Closed danizen closed 6 years ago
Maybe once this happens, that crawler will not stop:
FATAL [JobSuite] Fatal error occured in job: monitor_lessdepth_crawler
INFO [JobSuite] Running monitor_lessdepth_crawler: END (Tue Feb 06 17:13:41 EST 2018)
Exception in thread "monitor_lessdepth_crawler" java.lang.OutOfMemoryError: Java heap space
at java.util.Arrays.copyOf(Arrays.java:3236)
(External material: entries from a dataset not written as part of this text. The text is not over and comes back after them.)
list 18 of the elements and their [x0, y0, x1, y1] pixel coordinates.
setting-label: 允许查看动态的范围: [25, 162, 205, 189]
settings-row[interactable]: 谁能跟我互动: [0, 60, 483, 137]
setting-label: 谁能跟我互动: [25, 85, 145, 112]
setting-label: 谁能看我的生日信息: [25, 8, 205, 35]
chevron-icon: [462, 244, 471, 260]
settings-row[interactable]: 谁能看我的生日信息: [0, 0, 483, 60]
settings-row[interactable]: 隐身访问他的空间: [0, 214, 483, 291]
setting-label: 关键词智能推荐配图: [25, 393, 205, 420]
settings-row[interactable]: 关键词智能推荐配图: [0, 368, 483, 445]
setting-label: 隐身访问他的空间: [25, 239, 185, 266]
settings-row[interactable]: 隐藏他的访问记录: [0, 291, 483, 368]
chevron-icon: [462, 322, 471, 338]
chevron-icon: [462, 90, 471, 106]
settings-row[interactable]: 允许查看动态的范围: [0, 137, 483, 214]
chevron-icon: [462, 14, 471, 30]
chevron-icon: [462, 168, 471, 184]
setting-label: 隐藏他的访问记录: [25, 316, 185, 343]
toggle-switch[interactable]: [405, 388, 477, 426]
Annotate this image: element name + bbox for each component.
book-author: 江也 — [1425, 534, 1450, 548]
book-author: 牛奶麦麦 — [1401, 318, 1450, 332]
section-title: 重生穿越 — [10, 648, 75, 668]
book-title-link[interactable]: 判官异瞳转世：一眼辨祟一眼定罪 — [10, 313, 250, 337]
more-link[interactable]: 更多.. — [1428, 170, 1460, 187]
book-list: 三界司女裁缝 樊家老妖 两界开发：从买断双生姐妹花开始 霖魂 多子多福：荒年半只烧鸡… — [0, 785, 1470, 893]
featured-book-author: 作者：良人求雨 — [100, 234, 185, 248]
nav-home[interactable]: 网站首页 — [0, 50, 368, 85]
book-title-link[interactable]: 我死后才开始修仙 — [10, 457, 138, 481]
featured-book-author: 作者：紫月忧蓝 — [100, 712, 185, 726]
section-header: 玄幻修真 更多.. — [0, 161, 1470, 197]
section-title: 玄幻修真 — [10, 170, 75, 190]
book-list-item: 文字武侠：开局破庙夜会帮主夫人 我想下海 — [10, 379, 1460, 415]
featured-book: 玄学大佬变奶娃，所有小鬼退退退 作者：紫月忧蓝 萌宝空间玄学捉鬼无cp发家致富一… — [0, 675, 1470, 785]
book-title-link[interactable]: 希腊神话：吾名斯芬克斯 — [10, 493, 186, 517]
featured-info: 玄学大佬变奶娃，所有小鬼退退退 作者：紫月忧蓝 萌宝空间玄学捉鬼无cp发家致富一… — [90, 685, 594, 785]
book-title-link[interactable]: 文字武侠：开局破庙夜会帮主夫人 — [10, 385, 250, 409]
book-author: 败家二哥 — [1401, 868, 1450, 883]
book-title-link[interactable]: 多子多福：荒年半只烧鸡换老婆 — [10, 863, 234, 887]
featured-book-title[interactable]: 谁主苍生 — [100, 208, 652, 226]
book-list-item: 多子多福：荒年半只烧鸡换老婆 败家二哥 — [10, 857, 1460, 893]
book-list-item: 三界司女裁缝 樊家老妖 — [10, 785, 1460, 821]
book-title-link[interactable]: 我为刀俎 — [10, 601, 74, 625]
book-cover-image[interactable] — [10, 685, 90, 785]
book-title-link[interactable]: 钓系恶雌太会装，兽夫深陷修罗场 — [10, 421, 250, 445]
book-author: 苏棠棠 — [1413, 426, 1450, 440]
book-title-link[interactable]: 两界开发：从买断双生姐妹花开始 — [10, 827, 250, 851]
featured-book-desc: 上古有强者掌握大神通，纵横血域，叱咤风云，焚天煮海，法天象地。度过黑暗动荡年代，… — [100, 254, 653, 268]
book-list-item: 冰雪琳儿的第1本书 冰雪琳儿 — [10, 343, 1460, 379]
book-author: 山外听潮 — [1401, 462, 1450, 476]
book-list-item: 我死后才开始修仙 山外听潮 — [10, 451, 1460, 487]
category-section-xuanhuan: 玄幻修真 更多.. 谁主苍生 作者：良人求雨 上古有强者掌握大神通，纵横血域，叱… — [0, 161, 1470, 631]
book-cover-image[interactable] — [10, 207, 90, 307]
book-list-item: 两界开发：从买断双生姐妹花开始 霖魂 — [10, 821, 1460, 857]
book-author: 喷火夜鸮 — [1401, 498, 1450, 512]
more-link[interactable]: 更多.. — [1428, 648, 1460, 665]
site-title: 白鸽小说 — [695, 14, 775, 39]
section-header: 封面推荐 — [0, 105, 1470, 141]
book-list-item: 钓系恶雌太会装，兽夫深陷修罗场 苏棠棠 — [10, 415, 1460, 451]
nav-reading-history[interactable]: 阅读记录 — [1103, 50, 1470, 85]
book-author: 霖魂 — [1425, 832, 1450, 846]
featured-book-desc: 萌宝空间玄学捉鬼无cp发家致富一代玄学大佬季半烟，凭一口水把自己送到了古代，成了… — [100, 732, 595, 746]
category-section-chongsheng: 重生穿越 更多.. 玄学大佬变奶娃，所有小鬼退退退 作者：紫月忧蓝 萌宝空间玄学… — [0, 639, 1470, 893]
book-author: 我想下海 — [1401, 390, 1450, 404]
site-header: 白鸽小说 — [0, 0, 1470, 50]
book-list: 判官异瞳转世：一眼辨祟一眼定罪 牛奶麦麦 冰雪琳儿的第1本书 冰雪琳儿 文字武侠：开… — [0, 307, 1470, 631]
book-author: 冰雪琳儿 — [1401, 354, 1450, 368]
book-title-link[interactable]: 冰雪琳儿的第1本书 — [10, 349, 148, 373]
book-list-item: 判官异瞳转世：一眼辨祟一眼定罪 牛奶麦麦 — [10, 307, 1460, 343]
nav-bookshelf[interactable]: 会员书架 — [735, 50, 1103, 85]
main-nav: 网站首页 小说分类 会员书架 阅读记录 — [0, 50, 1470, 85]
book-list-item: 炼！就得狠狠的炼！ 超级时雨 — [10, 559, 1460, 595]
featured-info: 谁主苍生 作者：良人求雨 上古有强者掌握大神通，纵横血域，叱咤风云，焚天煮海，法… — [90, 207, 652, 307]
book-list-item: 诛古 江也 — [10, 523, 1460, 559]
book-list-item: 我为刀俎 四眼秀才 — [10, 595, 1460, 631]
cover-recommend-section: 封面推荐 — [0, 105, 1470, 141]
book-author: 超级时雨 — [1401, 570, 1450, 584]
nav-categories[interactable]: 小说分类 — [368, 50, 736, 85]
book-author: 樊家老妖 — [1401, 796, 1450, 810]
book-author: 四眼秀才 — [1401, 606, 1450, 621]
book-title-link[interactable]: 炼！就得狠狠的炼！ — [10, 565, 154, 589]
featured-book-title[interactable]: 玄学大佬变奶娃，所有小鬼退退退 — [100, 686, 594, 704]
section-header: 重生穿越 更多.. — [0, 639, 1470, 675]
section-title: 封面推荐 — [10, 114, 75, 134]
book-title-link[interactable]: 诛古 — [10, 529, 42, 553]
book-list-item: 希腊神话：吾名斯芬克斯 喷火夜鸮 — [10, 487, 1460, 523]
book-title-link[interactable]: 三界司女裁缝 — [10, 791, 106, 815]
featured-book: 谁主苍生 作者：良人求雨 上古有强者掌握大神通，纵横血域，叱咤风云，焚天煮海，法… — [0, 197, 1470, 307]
at java.lang.StringCoding.safeTrim(StringCoding.java:79)
at java.lang.StringCoding.encode(StringCoding.java:365)
at java.lang.String.getBytes(String.java:941)
at org.apache.http.entity.StringEntity.<init>(StringEntity.java:70)
at com.norconex.committer.elasticsearch.ElasticsearchCommitter.commitBatch(ElasticsearchCommitter.java:589)
at com.norconex.committer.core.AbstractBatchCommitter.commitAndCleanBatch(AbstractBatchCommitter.java:179)
at com.norconex.committer.core.AbstractBatchCommitter.commitComplete(AbstractBatchCommitter.java:159)
at com.norconex.committer.core.AbstractFileQueueCommitter.commit(AbstractFileQueueCommitter.java:233)
at com.norconex.committer.elasticsearch.ElasticsearchCommitter.commit(ElasticsearchCommitter.java:537)
at com.norconex.collector.core.crawler.AbstractCrawler.execute(AbstractCrawler.java:274)
at com.norconex.collector.core.crawler.AbstractCrawler.doExecute(AbstractCrawler.java:228)
at com.norconex.collector.core.crawler.AbstractCrawler.resumeExecution(AbstractCrawler.java:190)
at com.norconex.jef4.job.AbstractResumableJob.execute(AbstractResumableJob.java:51)
at com.norconex.jef4.suite.JobSuite.runJob(JobSuite.java:355)
at com.norconex.jef4.job.group.AsyncJobGroup.runJob(AsyncJobGroup.java:119)
at com.norconex.jef4.job.group.AsyncJobGroup.access$000(AsyncJobGroup.java:44)
at com.norconex.jef4.job.group.AsyncJobGroup$1.run(AsyncJobGroup.java:86)
at java.util.concurrent.ThreadPoolExecutor.runWorker(ThreadPoolExecutor.java:1149)
at java.util.concurrent.ThreadPoolExecutor$Worker.run(ThreadPoolExecutor.java:624)
at java.lang.Thread.run(Thread.java:748)
OK - at some point it got stopped and/or canceled with a lot of data pending. I'm not sure whether it is the number of items in the batch or the size of one of them. Assuming the latter, I see this:
mpluscrawl@dvlbmpluscrawladm: ~/crawldata/monitor/reduced/queue/2018$ find . -type f -size 30k -print
./03-26/03/28/44/1522092524919000000-add.cntnt
./02-20/04/37/02/1519162622629000000-add.cntnt
./02-20/04/07/01/1519160821818000000-add.meta
./02-20/04/32/37/1519162357541000000-add.meta
I think 30k of metadata is a lot.
So, it looks like that OutOfMemoryError is for converting the entire commit to JSON. My configuration is as follows:
queueSize - 500 commitSize - 2000
I take that to mean that I messed up, and t he commitSize should be smaller than the queue size. I also have the following:
.../queue$ find . -type f -name '*.ref' | wc -l
1043
So, I guess I will reduce the commitSize to 250 and see what happens.
OK - still failed to commit to elasticsearch, but the job terminated anyway. So bug exists - when an OutOfMemoryError
occurs in a running crawler, the collector will not exit later.
This is finally resolved for me, and I will refile as a more specific issue.
I have a workflow problem. I want to "resume" my crawler every day, and then let it run most of the day, and then "stop" my crawler.
However, the collector JVM is no longer executing when it is done. I end-up here: (the output is thread state when I send SIGQUIT to the JVM):
What log messages can I look for that should indicate that important threads of the crawlers and collectors are done?